A perspicaz montagem do arquivo (codirigida pelo realizador israelense Guy Davidi¹) acompanha o crescimento de Gibreel, em momentos-chave típicos de filmes de arquivo (nascimento, primeiras palavras, primeira escrita…) interpenetrando-se com a tragédia do cotidiano da ocupação e a teimosia engenhosa do protesto popular, desde os métodos não-violentos até as pedras voadoras. Os “personagens” desse protesto, gravados ternamente num longo período de tempo, destilam suas ambiguidades, produzindo uma imagem viva, portanto complexa, daquele povo: inocência-perda de inocência; certeza-dúvida; otimismo-pessimismo… Seguindo o ritmo do protesto espontâneo, que oscila em tensão-distensão; vitórias-derrotas, ofensivas-defensivas; mas que, num sentido geral, parte de um entusiasmo inicial para a melancolia – precisamente a impressão de “ciclo vicioso” que perpassa o julgamento dos “personagens”, mas que, de fato, meramente expressa a necessidade de um salto nas formas de luta.

É através dessa melancolia, especialmente após o assassinato de Phil, o símbolo do protesto não-violento em Bi’lin, que o filme chega a seu ponto de inflexão – o pequeno Gibreel, agora com 5 anos, pergunta a Emad porque ele não vingou a morte de seu amigo, tentando assassinar o soldado israelense com uma faca. Na ousadia desta pergunta, a pergunta que Emad não ousou fazer em nenhum momento do filme e que também não sabe como responder, as gerações se separam. A geração do novo período que se abre não viveu as esperanças dos Acordos de Paz, e só pôde experimentar a brutalidade da ocupação e o esgotamento do protesto civil palestino como forma principal de enfrentamento. Aqui a dignidade em permitir o contraditório do real vale mais que qualquer opinião pessoal dos autores do filme: é a própria História assumindo o controle da imagem, que hoje carrega muito mais peso que em 2012.

Fotogramas de “5 Câmeras Quebradas” (2012), de Emad Burnat e Guy Davidi.

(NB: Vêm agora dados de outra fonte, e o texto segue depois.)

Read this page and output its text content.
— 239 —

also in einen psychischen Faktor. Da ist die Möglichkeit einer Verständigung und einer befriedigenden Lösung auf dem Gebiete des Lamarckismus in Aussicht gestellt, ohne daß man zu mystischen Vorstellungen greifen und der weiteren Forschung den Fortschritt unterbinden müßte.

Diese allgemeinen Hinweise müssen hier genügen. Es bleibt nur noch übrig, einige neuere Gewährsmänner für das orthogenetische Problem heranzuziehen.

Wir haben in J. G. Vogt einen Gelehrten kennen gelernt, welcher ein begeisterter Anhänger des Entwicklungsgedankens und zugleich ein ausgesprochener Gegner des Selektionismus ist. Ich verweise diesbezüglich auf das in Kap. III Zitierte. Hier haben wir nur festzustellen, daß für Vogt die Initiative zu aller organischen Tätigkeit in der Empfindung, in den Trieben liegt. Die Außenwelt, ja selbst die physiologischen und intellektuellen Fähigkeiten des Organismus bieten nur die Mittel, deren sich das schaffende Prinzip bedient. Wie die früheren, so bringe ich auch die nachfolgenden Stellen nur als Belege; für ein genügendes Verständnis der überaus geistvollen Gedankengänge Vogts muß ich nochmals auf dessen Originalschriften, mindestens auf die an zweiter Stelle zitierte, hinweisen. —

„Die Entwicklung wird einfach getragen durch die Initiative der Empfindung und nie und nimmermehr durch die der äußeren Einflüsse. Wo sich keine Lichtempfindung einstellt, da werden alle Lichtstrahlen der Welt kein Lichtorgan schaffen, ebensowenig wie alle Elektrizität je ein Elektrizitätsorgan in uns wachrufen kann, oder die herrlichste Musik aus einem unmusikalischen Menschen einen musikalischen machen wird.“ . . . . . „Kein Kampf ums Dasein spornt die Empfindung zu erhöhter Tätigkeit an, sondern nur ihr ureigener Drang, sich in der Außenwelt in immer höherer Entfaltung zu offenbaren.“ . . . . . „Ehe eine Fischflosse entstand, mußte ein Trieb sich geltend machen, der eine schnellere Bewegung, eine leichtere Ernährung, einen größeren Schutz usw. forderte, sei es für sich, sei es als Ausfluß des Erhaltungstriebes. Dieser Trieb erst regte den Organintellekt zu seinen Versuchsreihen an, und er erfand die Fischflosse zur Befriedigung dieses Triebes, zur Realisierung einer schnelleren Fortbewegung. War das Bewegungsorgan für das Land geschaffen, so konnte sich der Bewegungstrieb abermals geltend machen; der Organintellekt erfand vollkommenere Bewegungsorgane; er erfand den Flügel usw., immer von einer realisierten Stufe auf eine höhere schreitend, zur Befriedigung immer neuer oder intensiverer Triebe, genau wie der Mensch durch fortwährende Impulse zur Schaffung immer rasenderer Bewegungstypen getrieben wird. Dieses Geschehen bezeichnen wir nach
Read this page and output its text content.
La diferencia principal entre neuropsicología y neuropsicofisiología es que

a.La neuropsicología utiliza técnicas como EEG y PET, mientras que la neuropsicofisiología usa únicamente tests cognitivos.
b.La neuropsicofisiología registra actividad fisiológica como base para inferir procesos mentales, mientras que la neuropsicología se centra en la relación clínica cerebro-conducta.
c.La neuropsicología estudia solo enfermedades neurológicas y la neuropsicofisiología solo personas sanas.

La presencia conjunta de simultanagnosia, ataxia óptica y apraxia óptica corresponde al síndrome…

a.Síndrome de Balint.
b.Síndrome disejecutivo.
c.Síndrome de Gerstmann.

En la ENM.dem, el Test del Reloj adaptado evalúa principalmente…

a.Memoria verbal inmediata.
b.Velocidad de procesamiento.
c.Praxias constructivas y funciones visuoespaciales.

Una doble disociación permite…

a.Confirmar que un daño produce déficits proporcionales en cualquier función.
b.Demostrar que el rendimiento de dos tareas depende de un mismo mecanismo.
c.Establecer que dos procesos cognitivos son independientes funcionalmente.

Para além da a história individual de cada “personagem” e a história de Bi’lin, há também a “história” das cinco câmeras quebradas em uso, através da qual o filme encontra sua estrutura. Da ênfase na materialidade, na realidade das câmeras e do processo de captação não só provém o eixo narrativo do filme, mas traz a evidência, na imagem fílmica, da espontaneidade das condições de produção (no amadorismo das gravações, na baixa resolução da imagem), da violência colonial (no ruído de vídeo produzido pela avaria do dispositivo) e do crescente reconhecimento do próprio Emad como cineasta profissional (na gradual melhora da qualidade das imagens e da captação).

Porque, sobretudo, este é um filme sobre o imenso potencial democrático do cinema, sobre a vinculação com a matéria em movimento que “demanda” o manuseio da câmera, o que Emad chama de “obrigação” e “destino”: ao diretor, um camponês, bastou que a assumisse em suas mãos para que se iniciasse o processo de tornar-se um cineasta. Também, porque o fazer-cinema devém em sua forma específica de militância, com todos os mesmos riscos de qualquer militância e, nesse processo, a questão da recepção, da circulação das imagens e o impacto que provoca o “distanciamento” dos fatos é colocado em questão. Este fazer-cinema nos aproxima, quase que naturalmente, das mesmas conclusões do antigo Cinema Militante: sobre a importância do arquivo, sobre a importância da exibição coletiva, sobre a importância da vinculação com as lutas concretas do povo, sobre o Cinema como uma necessidade das massas.

A grande pergunta que nos resta após “5 Câmeras Quebradas” é: qual será o Cinema Militante do atual período da Revolução Palestina?

Notas:

1 – Entrevistado pela imprensa israelense quando o documentário concorreu no Oscar em 2013, Guy Davidi disse que o filme não representava Israel na premiação, apenas ele mesmo, e que o filme era Palestino, ainda que co-produzido em Israel e França.